[Pangloss] [RFC] OpenFrame AppKit ideas

Steve Purkis spurkis at quiup.com
Wed Apr 9 11:54:14 BST 2003


On Tuesday, April 8, 2003, at 08:57  pm, Jean-Michel Hiver wrote:

>> I was thinking of using try/catch blocks from the Error module.  But 
>> both would achieve the same ends.
>
> The exception mechanism does not work when you're validating a form 
> because you do not want a validation error to be fatal since you might 
> want to report multiple errors.

True, but in that case I wouldn't use exceptions - I'd bung the errors 
into the ErrorCatcher manually.


>> I like your idea of passing the error object to the template, but I'd 
>> change the name from 'self' to 'error'.  So I guess I got it wrong in 
>> saying the TemplateLoader should copy across all the error vars using 
>> the 'error.' prefix..
>> Also, instead of things like 'as_xhtml()', I prefer limiting the 
>> errors to simple flags that the template writer uses to decide what 
>> text to write:
>>     'error.name_required'    => $flag
>
> I find it really nice to have an as_xhtml() method coupled with 
> templates for your error because then you don't need to do a bunch of 
> ifs in your template. I thought that was what polymorphism was all 
> about - avoid pesky ifs and switch-like statements.
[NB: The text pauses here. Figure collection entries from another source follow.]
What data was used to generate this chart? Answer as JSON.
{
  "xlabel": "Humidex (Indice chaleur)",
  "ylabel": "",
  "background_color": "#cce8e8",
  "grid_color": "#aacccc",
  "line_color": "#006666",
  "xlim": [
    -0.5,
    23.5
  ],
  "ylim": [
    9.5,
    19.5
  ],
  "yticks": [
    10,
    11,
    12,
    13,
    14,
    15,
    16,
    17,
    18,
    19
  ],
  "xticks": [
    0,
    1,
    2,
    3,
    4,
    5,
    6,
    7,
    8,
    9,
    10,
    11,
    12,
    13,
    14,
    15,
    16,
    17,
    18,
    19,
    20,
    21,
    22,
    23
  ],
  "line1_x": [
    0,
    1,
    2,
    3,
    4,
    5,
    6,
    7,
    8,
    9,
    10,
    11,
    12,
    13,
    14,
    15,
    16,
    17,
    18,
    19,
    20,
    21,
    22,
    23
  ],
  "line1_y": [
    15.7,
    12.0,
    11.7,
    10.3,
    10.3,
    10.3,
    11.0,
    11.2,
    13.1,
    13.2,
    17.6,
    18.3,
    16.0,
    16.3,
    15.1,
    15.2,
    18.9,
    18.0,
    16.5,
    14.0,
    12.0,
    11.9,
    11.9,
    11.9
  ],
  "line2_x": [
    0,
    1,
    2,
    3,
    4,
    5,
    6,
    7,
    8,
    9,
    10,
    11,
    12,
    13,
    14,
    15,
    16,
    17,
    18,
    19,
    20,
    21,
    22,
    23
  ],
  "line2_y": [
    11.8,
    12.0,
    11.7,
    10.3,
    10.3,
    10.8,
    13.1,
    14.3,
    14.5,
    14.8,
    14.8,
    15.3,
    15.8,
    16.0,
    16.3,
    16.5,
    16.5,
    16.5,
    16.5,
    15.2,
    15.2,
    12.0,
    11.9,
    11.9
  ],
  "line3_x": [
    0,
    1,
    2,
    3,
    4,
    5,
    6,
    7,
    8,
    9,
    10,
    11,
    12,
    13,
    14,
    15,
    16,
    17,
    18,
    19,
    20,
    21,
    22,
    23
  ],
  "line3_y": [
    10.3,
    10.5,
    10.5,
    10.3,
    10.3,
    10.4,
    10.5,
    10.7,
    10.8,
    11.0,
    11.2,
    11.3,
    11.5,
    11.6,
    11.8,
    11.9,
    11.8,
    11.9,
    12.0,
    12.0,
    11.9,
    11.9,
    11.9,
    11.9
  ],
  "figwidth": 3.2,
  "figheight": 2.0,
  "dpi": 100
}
I'm not sure if a bunch of conditionals in the template are a bad thing 
- its presentation logic, so that's the right place for it.  Still, if 
you want to display all the errors at the beginning of a page then yes, 
it gets annoying.  Which is why I would choose not to do it that way.

Another point, the major difference between:

     <li petal:content="structure some_error/as_xhtml">
       An Evil Error has occurred!
     </li>

and:

     <li petal:if="some_error">
       An Evil Error has occurred!
     </li>

isn't the if statement, it's where the error string comes from: the 
error object, or the template.  I'd prefer to keep the string in the 
template where it's easily localized (in context too).


> But I also like the idea of your error having an ID for each error so 
> that you can override the way the error is presented if you want to...
>
> I suppose as a rule of thumb you could have ID = template name. Then 
> your errors would be templatable, potentially easily multi-lingual, 
> but also overridable. Although I doubt very much that you'll have to 
> change them very often. After all 'Not enough disk space' remains 'not 
> enough disk space'... If not, it's probably another kind of error. Am 
> I making any sense?

I'm not sure I understand the advantage of this...  Yes, you can have 
application-wide errors, but you probably don't want to tie them to an 
individual error template.  Unless you include that template when the 
error pops up, but that should be done at the template level anyways.